Steinhoff International Holdings N.V.
(Incorporated in the Netherlands)
(Registration number: 63570173)
Share Code: SNH
ISIN: NL0011375019

Steinhoff Investment Holdings Limited
(Incorporated in the Republic of South Africa)
(Registration number: 1954/001893/06)
JSE Code: SHFF
ISIN: ZAE000068367

THIS ANNOUNCEMENT AND THE INFORMATION CONTAINED HEREIN IS RESTRICTED AND IS
NOT FOR RELEASE, PUBLICATION OR DISTRIBUTION, DIRECTLY OR INDIRECTLY, IN WHOLE
OR IN PART, IN, INTO OR FROM THE UNITED STATES, AUSTRALIA, CANADA, JAPAN OR ANY
OTHER STATE OR JURISDICTION IN WHICH SUCH RELEASE, PUBLICATION OR DISTRIBUTION
WOULD BE UNLAWFUL.

RESULTS OF THE PLACING OF SHARES IN PEPKOR HOLDINGS LIMITED

Shareholders of Steinhoff International Holdings N.V. ("Steinhoff", the “Company” and with its
subsidiaries, the “Group”) are referred to Steinhoff’s announcement released on SENS on 13
September 2021 (the “Launch Announcement”) regarding the launch of an accelerated bookbuild of up
to 370 million ordinary shares of no par value in Pepkor Holdings Limited (“Pepkor”) (“Placing Shares”)
(the “Placing”).

Steinhoff is pleased to announce the successful completion of the placement of 370 million Placing
Shares, raising total gross proceeds of ZAR7.3 billion (c. EUR0.4 billion). The Placing Shares were
placed at a price of R19.75 per share, a 9.0% discount to the pre-launch closing share price of ordinary
shares of no par value in Pepkor (“Pepkor Shares”) at market close on 13 September 2021.
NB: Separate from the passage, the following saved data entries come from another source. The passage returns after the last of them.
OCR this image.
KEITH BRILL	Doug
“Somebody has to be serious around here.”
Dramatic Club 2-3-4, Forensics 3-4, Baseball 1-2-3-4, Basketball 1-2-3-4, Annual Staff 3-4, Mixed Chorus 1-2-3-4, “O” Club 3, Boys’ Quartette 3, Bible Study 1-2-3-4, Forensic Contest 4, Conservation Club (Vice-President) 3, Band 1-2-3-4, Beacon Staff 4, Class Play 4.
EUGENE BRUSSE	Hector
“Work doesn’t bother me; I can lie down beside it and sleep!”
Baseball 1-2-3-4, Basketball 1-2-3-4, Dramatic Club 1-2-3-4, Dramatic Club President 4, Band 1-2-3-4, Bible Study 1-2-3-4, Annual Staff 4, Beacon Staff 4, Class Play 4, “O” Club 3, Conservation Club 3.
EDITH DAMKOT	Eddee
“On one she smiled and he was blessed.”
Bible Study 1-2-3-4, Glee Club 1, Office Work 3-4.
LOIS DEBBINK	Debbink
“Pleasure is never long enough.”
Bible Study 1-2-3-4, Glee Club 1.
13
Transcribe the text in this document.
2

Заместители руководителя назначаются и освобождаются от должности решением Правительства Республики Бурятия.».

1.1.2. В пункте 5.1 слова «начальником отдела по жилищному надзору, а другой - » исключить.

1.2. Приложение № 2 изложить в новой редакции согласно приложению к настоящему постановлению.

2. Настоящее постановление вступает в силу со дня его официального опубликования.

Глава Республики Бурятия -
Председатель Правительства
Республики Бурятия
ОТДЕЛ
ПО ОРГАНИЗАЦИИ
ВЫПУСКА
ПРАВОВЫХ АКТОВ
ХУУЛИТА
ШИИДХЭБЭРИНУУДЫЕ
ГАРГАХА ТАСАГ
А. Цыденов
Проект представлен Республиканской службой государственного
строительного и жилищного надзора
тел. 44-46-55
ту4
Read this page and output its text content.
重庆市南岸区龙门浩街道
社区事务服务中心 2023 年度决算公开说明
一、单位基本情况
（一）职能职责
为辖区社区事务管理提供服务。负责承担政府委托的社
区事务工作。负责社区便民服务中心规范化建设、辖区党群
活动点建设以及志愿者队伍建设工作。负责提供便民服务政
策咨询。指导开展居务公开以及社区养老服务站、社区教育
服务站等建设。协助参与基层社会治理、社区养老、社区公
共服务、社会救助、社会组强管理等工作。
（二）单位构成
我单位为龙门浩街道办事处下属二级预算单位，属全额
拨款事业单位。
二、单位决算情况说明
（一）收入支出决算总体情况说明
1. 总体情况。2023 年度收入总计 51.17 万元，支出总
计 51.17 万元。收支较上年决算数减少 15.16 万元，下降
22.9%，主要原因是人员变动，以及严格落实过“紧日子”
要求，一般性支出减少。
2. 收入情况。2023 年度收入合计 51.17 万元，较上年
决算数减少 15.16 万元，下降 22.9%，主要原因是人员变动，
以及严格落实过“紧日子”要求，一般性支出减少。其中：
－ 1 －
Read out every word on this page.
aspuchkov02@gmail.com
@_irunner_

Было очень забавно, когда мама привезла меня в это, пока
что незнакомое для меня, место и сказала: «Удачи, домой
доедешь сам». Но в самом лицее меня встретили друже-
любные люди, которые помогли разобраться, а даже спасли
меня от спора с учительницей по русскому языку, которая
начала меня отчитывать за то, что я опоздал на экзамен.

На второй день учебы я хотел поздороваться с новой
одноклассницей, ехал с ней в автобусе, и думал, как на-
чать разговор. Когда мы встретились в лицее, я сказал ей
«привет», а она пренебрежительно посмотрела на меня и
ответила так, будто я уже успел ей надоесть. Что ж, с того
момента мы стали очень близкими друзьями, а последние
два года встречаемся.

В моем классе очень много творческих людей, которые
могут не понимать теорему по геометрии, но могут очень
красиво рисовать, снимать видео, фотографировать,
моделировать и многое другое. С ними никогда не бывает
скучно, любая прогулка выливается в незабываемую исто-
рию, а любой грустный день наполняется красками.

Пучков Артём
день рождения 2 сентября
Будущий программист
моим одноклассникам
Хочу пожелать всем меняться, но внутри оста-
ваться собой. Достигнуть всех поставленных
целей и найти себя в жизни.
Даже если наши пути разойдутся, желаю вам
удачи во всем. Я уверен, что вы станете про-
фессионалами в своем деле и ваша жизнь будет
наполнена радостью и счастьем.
Accordingly, 370 million Placing Shares, constituting approximately 9.9% of total issued Pepkor Shares,
will be allocated in the Placing. Following the conclusion of the Placing and the distribution of the
Election PPH Shares (as defined in the Launch Announcement), the Company’s interest in Pepkor will
reduce from 68.2% to approximately 50.1%.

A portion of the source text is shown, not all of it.